Suppose we have a function which accesses some globally shared data - and suppose this function will be called by multiple concurrent threads.

Naturally, we need to somehow synchronize access to this data. Is it possible to do this via a mechanism where we have an atomic flag, and whichever thread manages to set the flag can then proceed to access the shared data? Whereas the losing threads will not block on a lock, but simply return from the function.

Something like the following:

Given some globally shared data along with a synchronization flag:

namespace global {

  int x;
  int y;

  std::atomic_flag sync_flag = ATOMIC_FLAG_INIT;

}

And our function which will be accessed by concurrent threads:

void race()
{
   // See if we won the race
   //
   if (!global::sync_flag.test_and_set())
   {
      // We won
      //
      global::x = 10;
      global::y = 11;
   }
   else
   {
     // We lost... 
     return;
   }
}

Does the above code guarantee that global::x and global::y will be safely accessed by only a single thread, and that no race conditions will occur? Or is this not guaranteed due to memory ordering problems?

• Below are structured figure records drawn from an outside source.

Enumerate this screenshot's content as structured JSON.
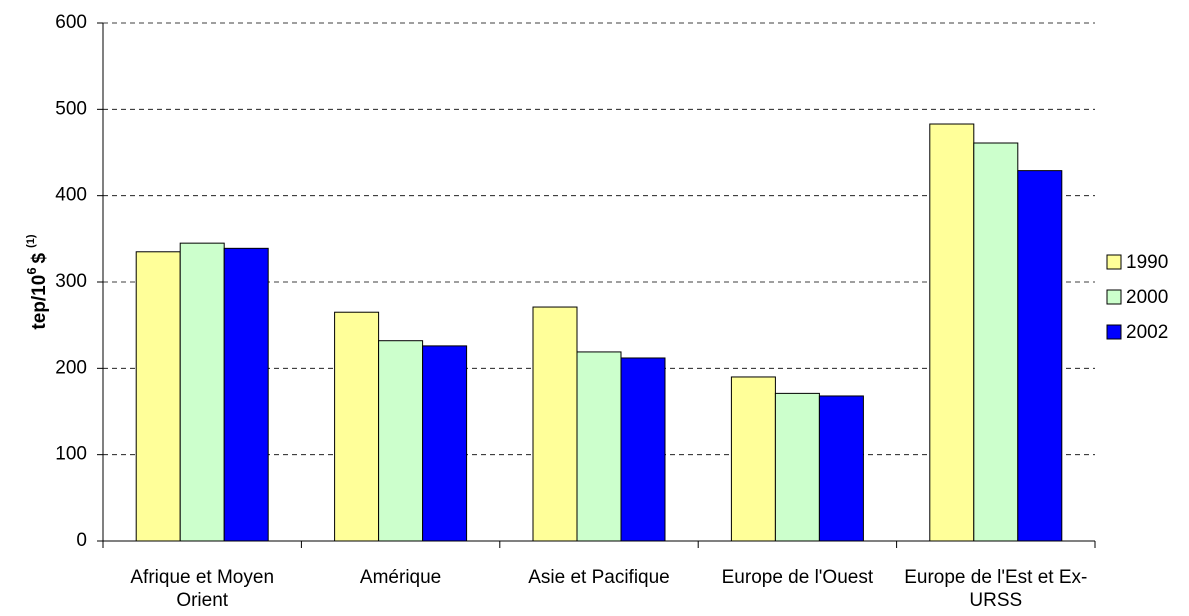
{
  "chart_data": {
    "type": "bar",
    "y_label": {
      "base": "tep/10",
      "exponent": "6",
      "unit": "$",
      "note": "(1)"
    },
    "categories": [
      "Afrique et Moyen Orient",
      "Amérique",
      "Asie et Pacifique",
      "Europe de l'Ouest",
      "Europe de l'Est et Ex-URSS"
    ],
    "series": [
      {
        "name": "1990",
        "color": "#ffff99",
        "values": [
          335,
          265,
          271,
          190,
          483
        ]
      },
      {
        "name": "2000",
        "color": "#ccffcc",
        "values": [
          345,
          232,
          219,
          171,
          461
        ]
      },
      {
        "name": "2002",
        "color": "#0000ff",
        "values": [
          339,
          226,
          212,
          168,
          429
        ]
      }
    ],
    "ylim": [
      0,
      600
    ],
    "yticks": [
      0,
      100,
      200,
      300,
      400,
      500,
      600
    ],
    "grid": true,
    "legend": "right"
  }
}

Note we never actually locked a mutex or anything, so no thread ends up blocking. The idea here is simply to ensure that only one thread is allowed to access (non-atomic) global variables here.

Of course, after the winning thread is done, we would need to somehow safely clear the atomic flag if we ever intend on calling race() again. That is a problem I haven't thought much about yet, but it is really beyond the scope of this question.

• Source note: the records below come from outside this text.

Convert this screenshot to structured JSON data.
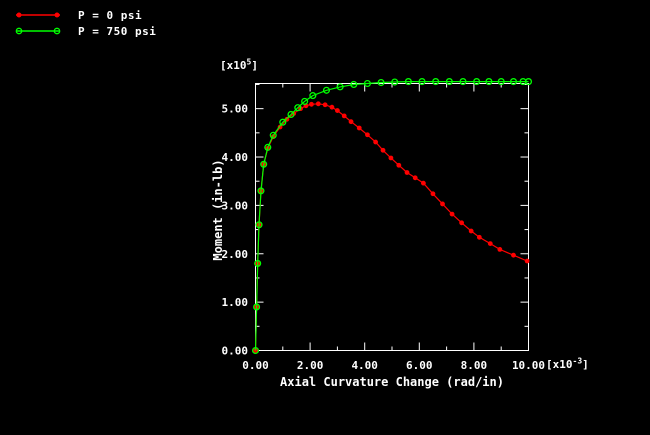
{
  "colors": {
    "background": "#000000",
    "axis": "#ffffff",
    "text": "#ffffff",
    "series_p0": "#ff0000",
    "series_p750": "#00ff00"
  },
  "legend": {
    "items": [
      {
        "label": "P = 0 psi",
        "color": "#ff0000",
        "marker": "filled-circle"
      },
      {
        "label": "P = 750 psi",
        "color": "#00ff00",
        "marker": "open-circle"
      }
    ]
  },
  "chart_data": {
    "type": "line",
    "title": "",
    "xlabel": "Axial Curvature Change (rad/in)",
    "ylabel": "Moment (in-lb)",
    "x_multiplier": {
      "prefix": "[x10",
      "exp": "-3",
      "suffix": "]"
    },
    "y_multiplier": {
      "prefix": "[x10",
      "exp": "5",
      "suffix": "]"
    },
    "xlim": [
      0,
      10
    ],
    "ylim": [
      0,
      5.52
    ],
    "grid": false,
    "legend_position": "top-left-outside",
    "x_ticks_major": [
      0,
      2,
      4,
      6,
      8,
      10
    ],
    "x_tick_labels": [
      "0.00",
      "2.00",
      "4.00",
      "6.00",
      "8.00",
      "10.00"
    ],
    "x_ticks_minor": [
      1,
      3,
      5,
      7,
      9
    ],
    "y_ticks_major": [
      0,
      1,
      2,
      3,
      4,
      5
    ],
    "y_tick_labels": [
      "0.00",
      "1.00",
      "2.00",
      "3.00",
      "4.00",
      "5.00"
    ],
    "y_ticks_minor": [
      0.5,
      1.5,
      2.5,
      3.5,
      4.5,
      5.5
    ],
    "series": [
      {
        "name": "P = 0 psi",
        "color": "#ff0000",
        "marker": "filled-circle",
        "points": [
          [
            0,
            0
          ],
          [
            0.04,
            0.9
          ],
          [
            0.08,
            1.8
          ],
          [
            0.13,
            2.6
          ],
          [
            0.2,
            3.3
          ],
          [
            0.3,
            3.85
          ],
          [
            0.45,
            4.18
          ],
          [
            0.65,
            4.42
          ],
          [
            0.9,
            4.62
          ],
          [
            1.15,
            4.78
          ],
          [
            1.4,
            4.9
          ],
          [
            1.65,
            5.0
          ],
          [
            1.85,
            5.06
          ],
          [
            2.05,
            5.09
          ],
          [
            2.3,
            5.1
          ],
          [
            2.55,
            5.08
          ],
          [
            2.8,
            5.03
          ],
          [
            3.0,
            4.96
          ],
          [
            3.25,
            4.85
          ],
          [
            3.5,
            4.73
          ],
          [
            3.8,
            4.6
          ],
          [
            4.1,
            4.46
          ],
          [
            4.4,
            4.31
          ],
          [
            4.67,
            4.14
          ],
          [
            4.96,
            3.98
          ],
          [
            5.25,
            3.83
          ],
          [
            5.55,
            3.68
          ],
          [
            5.85,
            3.57
          ],
          [
            6.15,
            3.46
          ],
          [
            6.5,
            3.24
          ],
          [
            6.85,
            3.03
          ],
          [
            7.2,
            2.82
          ],
          [
            7.55,
            2.64
          ],
          [
            7.9,
            2.47
          ],
          [
            8.2,
            2.34
          ],
          [
            8.6,
            2.21
          ],
          [
            8.95,
            2.09
          ],
          [
            9.45,
            1.97
          ],
          [
            9.95,
            1.85
          ]
        ]
      },
      {
        "name": "P = 750 psi",
        "color": "#00ff00",
        "marker": "open-circle",
        "points": [
          [
            0,
            0
          ],
          [
            0.04,
            0.9
          ],
          [
            0.08,
            1.8
          ],
          [
            0.13,
            2.6
          ],
          [
            0.2,
            3.3
          ],
          [
            0.3,
            3.85
          ],
          [
            0.45,
            4.2
          ],
          [
            0.65,
            4.45
          ],
          [
            1.0,
            4.72
          ],
          [
            1.3,
            4.88
          ],
          [
            1.55,
            5.02
          ],
          [
            1.8,
            5.15
          ],
          [
            2.1,
            5.27
          ],
          [
            2.6,
            5.38
          ],
          [
            3.1,
            5.45
          ],
          [
            3.6,
            5.5
          ],
          [
            4.1,
            5.52
          ],
          [
            4.6,
            5.54
          ],
          [
            5.1,
            5.55
          ],
          [
            5.6,
            5.56
          ],
          [
            6.1,
            5.56
          ],
          [
            6.6,
            5.56
          ],
          [
            7.1,
            5.56
          ],
          [
            7.6,
            5.56
          ],
          [
            8.1,
            5.56
          ],
          [
            8.55,
            5.56
          ],
          [
            9.0,
            5.56
          ],
          [
            9.45,
            5.56
          ],
          [
            9.8,
            5.56
          ],
          [
            10.0,
            5.56
          ]
        ]
      }
    ]
  }
}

So is the above code race-condition free (for a single call to race() )?

Answer 1

Yes. Only one thread can get the not-yet-set test on the flag. This has an advantage over a mutex in that on some architectures the atomic flag can be done with lock-free operations.

Answer 2

The interface of std::atomic_flag is pretty straightforward. According to the reference and the example it provides, your code should work correctly (until you call race() the second time, of course).

Answer 3

What you have is almost correct. What you are trying to do is feasible with std::atomic_flag.

void race()
{
   // See if we won the race
   // NEW CODE - pass std::memory_order_acquire
   if (!global::sync_flag.test_and_set(std::memory_order_acquire))
   {
      // We won
      //
      global::x = 10;
      global::y = 11;

      // NEW CODE - release the flag
      global::sync_flag.clear(std::memory_order_release);         
   }
   else
   {
     // We lost... 
     return;
   }
}

This code is race condition free.

Reference: http://en.cppreference.com/w/cpp/atomic/atomic_flag

Answer 4

I see nothing here that cannot be accomplished with bog-standard std::mutex .

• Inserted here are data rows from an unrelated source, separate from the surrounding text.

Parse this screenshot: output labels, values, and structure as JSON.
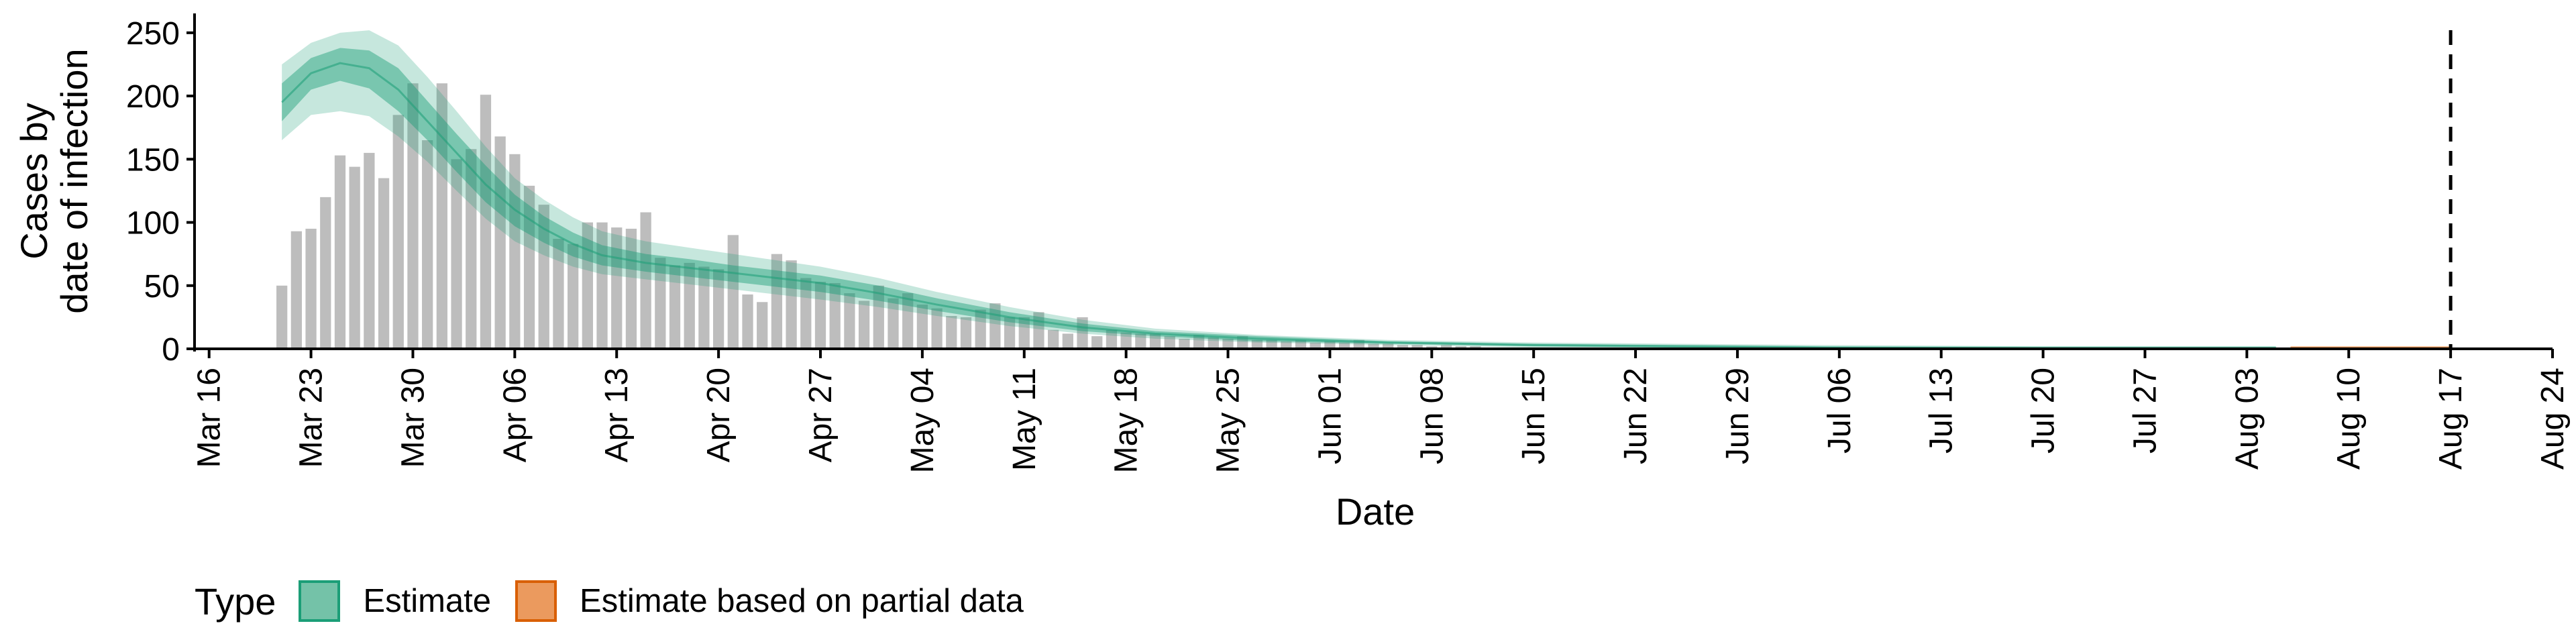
{
  "chart_data": {
    "type": "bar",
    "xlabel": "Date",
    "ylabel_lines": [
      "Cases by",
      "date of infection"
    ],
    "ylim": [
      0,
      260
    ],
    "yticks": [
      0,
      50,
      100,
      150,
      200,
      250
    ],
    "xlim": [
      "2020-03-15",
      "2020-08-24"
    ],
    "xticks": [
      {
        "date": "2020-03-16",
        "label": "Mar 16"
      },
      {
        "date": "2020-03-23",
        "label": "Mar 23"
      },
      {
        "date": "2020-03-30",
        "label": "Mar 30"
      },
      {
        "date": "2020-04-06",
        "label": "Apr 06"
      },
      {
        "date": "2020-04-13",
        "label": "Apr 13"
      },
      {
        "date": "2020-04-20",
        "label": "Apr 20"
      },
      {
        "date": "2020-04-27",
        "label": "Apr 27"
      },
      {
        "date": "2020-05-04",
        "label": "May 04"
      },
      {
        "date": "2020-05-11",
        "label": "May 11"
      },
      {
        "date": "2020-05-18",
        "label": "May 18"
      },
      {
        "date": "2020-05-25",
        "label": "May 25"
      },
      {
        "date": "2020-06-01",
        "label": "Jun 01"
      },
      {
        "date": "2020-06-08",
        "label": "Jun 08"
      },
      {
        "date": "2020-06-15",
        "label": "Jun 15"
      },
      {
        "date": "2020-06-22",
        "label": "Jun 22"
      },
      {
        "date": "2020-06-29",
        "label": "Jun 29"
      },
      {
        "date": "2020-07-06",
        "label": "Jul 06"
      },
      {
        "date": "2020-07-13",
        "label": "Jul 13"
      },
      {
        "date": "2020-07-20",
        "label": "Jul 20"
      },
      {
        "date": "2020-07-27",
        "label": "Jul 27"
      },
      {
        "date": "2020-08-03",
        "label": "Aug 03"
      },
      {
        "date": "2020-08-10",
        "label": "Aug 10"
      },
      {
        "date": "2020-08-17",
        "label": "Aug 17"
      },
      {
        "date": "2020-08-24",
        "label": "Aug 24"
      }
    ],
    "vline_date": "2020-08-17",
    "bars_start_date": "2020-03-21",
    "bar_values": [
      50,
      93,
      95,
      120,
      153,
      144,
      155,
      135,
      185,
      210,
      165,
      210,
      150,
      158,
      201,
      168,
      154,
      129,
      114,
      87,
      83,
      100,
      100,
      96,
      95,
      108,
      72,
      66,
      68,
      65,
      63,
      90,
      43,
      37,
      75,
      70,
      56,
      53,
      52,
      44,
      38,
      50,
      40,
      44,
      35,
      32,
      26,
      25,
      31,
      36,
      25,
      25,
      29,
      15,
      12,
      25,
      10,
      15,
      13,
      12,
      12,
      10,
      8,
      11,
      9,
      8,
      10,
      7,
      7,
      6,
      7,
      5,
      6,
      5,
      7,
      4,
      4,
      3,
      3,
      2,
      3,
      2,
      2,
      1,
      1,
      1,
      0,
      1,
      1,
      0
    ],
    "series": [
      {
        "name": "Estimate",
        "color": "#1b9e77",
        "dates": [
          "2020-03-21",
          "2020-03-23",
          "2020-03-25",
          "2020-03-27",
          "2020-03-29",
          "2020-03-31",
          "2020-04-02",
          "2020-04-04",
          "2020-04-06",
          "2020-04-08",
          "2020-04-10",
          "2020-04-12",
          "2020-04-15",
          "2020-04-18",
          "2020-04-21",
          "2020-04-24",
          "2020-04-27",
          "2020-05-01",
          "2020-05-05",
          "2020-05-10",
          "2020-05-15",
          "2020-05-20",
          "2020-05-27",
          "2020-06-05",
          "2020-06-15",
          "2020-06-25",
          "2020-07-05",
          "2020-07-20",
          "2020-08-05"
        ],
        "median": [
          195,
          218,
          226,
          222,
          205,
          180,
          155,
          130,
          110,
          95,
          83,
          74,
          68,
          64,
          60,
          56,
          52,
          44,
          35,
          25,
          17,
          12,
          8,
          5,
          3,
          2,
          1,
          1,
          1
        ],
        "lower50": [
          180,
          205,
          212,
          206,
          188,
          165,
          140,
          116,
          97,
          84,
          73,
          66,
          61,
          57,
          53,
          49,
          45,
          38,
          30,
          21,
          14,
          10,
          6,
          4,
          2,
          1,
          1,
          0,
          0
        ],
        "upper50": [
          210,
          230,
          238,
          236,
          222,
          196,
          170,
          145,
          122,
          105,
          92,
          82,
          75,
          71,
          66,
          62,
          58,
          50,
          40,
          29,
          20,
          14,
          10,
          6,
          4,
          3,
          2,
          1,
          1
        ],
        "lower90": [
          165,
          185,
          188,
          184,
          168,
          148,
          125,
          103,
          85,
          74,
          65,
          59,
          55,
          51,
          47,
          43,
          39,
          33,
          26,
          18,
          12,
          8,
          5,
          3,
          1,
          1,
          0,
          0,
          0
        ],
        "upper90": [
          225,
          242,
          250,
          252,
          240,
          215,
          188,
          160,
          135,
          118,
          104,
          93,
          85,
          80,
          75,
          70,
          65,
          56,
          45,
          33,
          23,
          16,
          11,
          7,
          5,
          4,
          3,
          2,
          2
        ]
      },
      {
        "name": "Estimate based on partial data",
        "color": "#d95f02",
        "dates": [
          "2020-08-06",
          "2020-08-10",
          "2020-08-14",
          "2020-08-17"
        ],
        "median": [
          1,
          1,
          1,
          1
        ],
        "lower90": [
          0,
          0,
          0,
          0
        ],
        "upper90": [
          2,
          2,
          2,
          2
        ]
      }
    ]
  },
  "legend": {
    "title": "Type",
    "items": [
      {
        "label": "Estimate",
        "color": "#1b9e77"
      },
      {
        "label": "Estimate based on partial data",
        "color": "#d95f02"
      }
    ]
  },
  "colors": {
    "bars": "#bdbdbd",
    "axis": "#000000",
    "vline": "#000000"
  }
}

std::mutex does not require you to pause and wait until the mutex is acquired.

See the documentation for std::unique_lock 's constructor that takes an optional second argument of std::try_to_lock_t . If the mutex can be acquired, it gets acquired. Otherwise, you keep going.

It's always better to stick to the standard, and tested, library functions, especially when they seem to already meet the desired requirements, instead of trying to roll one's own.

Answer 5

Yes. In fact, this is precisely how a call to try_lock on a mutex would work.

Your assumption that the use of mutexes inherently involves blocking threads is incorrect. We usually call lock on them which, by convention, blocks while waiting for the mutex to become available. But there's no reason you actually have to. Mutexes themselves don't block anything. As far as I can tell, they're just wrappers around atomic flags.